溺甘副社長にひとり占めされてます。
4章、すべてはあなたで変わる
お昼休みももうすぐ終わろうとしている。
自分の席で、先程コンビニで買った缶コーヒーを飲んでいると、同僚がスマホ片手ににやにやしながら私の席までやって来た。
「ねぇねぇ。すごいの見つけちゃったんだけど」
「なになに?」
缶コーヒーを机上に置き、差し出されたスマホを受け取る。画面へと視線を落とし、ドキリとした。
彼女が私に見せてきたのは、とあるインターネット番組だった。
そして、そこ映っていたのは白濱副社長。にこやかに笑いながら、インタビューを受けている。
「次の質問。しっかり見ててね」
私の肩越しに後ろから身を乗り出して、画面を見ている同僚へと視線を向けると、「画面を見なさい」と言うように私の手元を指さした。

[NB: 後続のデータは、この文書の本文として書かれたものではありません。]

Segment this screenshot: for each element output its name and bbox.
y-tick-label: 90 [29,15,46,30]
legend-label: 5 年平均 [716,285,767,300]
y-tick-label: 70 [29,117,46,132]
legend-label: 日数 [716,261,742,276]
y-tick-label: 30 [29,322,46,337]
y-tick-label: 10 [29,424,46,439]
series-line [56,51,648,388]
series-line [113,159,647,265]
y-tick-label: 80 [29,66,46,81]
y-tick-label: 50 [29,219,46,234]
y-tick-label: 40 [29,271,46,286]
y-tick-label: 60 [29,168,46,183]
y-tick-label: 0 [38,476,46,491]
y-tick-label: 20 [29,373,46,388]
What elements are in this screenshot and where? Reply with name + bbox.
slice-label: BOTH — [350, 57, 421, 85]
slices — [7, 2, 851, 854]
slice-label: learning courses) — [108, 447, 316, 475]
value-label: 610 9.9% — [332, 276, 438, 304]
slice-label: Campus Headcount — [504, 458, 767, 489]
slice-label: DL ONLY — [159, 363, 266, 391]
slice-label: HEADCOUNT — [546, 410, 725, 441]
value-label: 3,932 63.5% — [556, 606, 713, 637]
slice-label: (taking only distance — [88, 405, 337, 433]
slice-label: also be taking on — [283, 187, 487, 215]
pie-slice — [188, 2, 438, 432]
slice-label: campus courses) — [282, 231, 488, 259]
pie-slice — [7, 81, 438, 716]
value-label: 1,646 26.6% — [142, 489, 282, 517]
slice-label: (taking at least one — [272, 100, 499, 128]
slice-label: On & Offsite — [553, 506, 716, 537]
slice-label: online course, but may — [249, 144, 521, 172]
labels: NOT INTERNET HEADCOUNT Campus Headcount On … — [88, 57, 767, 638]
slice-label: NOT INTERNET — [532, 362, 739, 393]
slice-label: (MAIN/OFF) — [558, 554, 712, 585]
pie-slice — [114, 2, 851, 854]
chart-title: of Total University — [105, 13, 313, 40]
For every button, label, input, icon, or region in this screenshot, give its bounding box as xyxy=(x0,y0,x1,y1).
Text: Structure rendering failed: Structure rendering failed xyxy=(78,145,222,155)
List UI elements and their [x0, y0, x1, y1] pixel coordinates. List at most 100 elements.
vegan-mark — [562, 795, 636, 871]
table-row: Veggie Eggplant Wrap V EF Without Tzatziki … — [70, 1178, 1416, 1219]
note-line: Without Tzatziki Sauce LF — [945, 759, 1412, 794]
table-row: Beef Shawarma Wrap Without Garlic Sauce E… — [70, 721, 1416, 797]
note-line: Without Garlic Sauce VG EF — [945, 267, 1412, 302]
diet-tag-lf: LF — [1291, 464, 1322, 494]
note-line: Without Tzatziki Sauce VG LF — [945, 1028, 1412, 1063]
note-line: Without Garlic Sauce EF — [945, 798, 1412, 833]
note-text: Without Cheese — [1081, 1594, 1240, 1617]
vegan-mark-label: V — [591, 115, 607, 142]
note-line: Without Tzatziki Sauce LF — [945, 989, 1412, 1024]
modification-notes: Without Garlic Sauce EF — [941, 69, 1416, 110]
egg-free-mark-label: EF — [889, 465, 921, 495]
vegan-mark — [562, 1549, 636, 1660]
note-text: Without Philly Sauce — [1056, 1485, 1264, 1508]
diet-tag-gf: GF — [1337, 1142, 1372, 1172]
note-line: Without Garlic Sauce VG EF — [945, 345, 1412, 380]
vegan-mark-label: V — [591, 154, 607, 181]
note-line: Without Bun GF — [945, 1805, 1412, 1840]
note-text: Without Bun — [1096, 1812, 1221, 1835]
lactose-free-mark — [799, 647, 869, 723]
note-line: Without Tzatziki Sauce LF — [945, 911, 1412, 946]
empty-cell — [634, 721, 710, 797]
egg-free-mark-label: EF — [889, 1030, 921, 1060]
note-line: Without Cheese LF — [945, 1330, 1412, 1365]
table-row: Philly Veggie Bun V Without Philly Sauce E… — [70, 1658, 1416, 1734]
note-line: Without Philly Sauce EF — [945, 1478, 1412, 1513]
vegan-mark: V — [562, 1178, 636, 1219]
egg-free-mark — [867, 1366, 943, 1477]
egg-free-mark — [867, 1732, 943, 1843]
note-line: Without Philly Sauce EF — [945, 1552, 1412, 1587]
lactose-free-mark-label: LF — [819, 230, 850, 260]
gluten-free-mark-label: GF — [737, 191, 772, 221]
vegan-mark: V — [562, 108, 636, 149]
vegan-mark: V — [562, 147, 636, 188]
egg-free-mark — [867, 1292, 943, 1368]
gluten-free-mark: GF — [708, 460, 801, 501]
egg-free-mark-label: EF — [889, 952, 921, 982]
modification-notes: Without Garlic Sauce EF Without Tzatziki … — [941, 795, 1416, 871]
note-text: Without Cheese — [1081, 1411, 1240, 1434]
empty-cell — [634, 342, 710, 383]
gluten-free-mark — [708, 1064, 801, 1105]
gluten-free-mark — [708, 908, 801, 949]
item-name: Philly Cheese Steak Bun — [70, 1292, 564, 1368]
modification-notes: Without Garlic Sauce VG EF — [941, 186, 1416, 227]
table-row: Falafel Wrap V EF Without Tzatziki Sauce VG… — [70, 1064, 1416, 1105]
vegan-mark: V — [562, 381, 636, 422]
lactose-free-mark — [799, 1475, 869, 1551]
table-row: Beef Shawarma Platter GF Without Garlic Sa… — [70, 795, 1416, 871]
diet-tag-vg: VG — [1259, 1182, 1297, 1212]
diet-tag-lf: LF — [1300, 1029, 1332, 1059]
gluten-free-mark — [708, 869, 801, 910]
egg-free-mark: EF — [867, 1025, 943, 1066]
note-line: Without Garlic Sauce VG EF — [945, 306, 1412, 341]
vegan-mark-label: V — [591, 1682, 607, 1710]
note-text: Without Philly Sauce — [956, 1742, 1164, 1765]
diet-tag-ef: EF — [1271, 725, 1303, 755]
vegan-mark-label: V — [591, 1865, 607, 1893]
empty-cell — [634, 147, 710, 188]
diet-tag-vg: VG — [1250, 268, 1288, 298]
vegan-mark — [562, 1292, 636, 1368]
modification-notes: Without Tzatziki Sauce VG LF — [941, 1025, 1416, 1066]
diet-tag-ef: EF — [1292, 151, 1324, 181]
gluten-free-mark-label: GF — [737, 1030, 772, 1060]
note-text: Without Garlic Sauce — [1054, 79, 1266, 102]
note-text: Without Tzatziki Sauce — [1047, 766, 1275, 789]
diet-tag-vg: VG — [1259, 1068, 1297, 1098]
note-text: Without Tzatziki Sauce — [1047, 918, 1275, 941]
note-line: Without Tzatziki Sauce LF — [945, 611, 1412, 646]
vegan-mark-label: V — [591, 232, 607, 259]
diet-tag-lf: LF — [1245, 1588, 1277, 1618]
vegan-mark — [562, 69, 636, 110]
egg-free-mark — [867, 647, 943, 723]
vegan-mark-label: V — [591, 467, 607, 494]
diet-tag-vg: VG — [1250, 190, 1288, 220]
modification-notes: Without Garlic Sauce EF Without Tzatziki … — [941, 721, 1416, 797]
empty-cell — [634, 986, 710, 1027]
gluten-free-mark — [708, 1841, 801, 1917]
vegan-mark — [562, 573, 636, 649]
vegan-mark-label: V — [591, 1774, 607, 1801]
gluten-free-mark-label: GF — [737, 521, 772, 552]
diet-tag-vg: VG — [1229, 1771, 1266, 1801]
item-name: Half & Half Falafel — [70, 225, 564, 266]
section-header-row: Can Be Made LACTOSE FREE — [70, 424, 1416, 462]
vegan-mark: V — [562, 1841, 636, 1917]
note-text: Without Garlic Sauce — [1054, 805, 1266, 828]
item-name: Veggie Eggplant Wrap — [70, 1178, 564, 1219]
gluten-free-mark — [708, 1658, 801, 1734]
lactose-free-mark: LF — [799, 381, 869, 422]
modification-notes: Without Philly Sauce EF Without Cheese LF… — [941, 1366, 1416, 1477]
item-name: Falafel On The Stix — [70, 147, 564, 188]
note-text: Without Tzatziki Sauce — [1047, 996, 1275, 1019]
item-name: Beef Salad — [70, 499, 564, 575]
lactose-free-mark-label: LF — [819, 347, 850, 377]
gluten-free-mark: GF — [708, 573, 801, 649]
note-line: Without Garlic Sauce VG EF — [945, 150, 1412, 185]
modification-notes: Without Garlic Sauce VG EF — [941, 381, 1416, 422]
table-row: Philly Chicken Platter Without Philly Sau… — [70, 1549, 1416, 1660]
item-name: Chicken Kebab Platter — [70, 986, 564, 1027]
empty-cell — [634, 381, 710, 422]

綺麗な女性が、微かに頬を赤く染めながら白濱副社長に質問をした。
『白濱さんはとても素敵な方なので、お付き合いしていらっしゃる方がいるかどうか気にしている女性も数多くいると思いますが……そのあたりは、いかがですか?』
女性の質問に、白濱副社長がくすくすと肩を揺らす。
『付き合っている女性はいませんよ』
『そうなんですか!? では、彼女募集中ってことですか?』
すると、彼は困った顔で首を横に振った。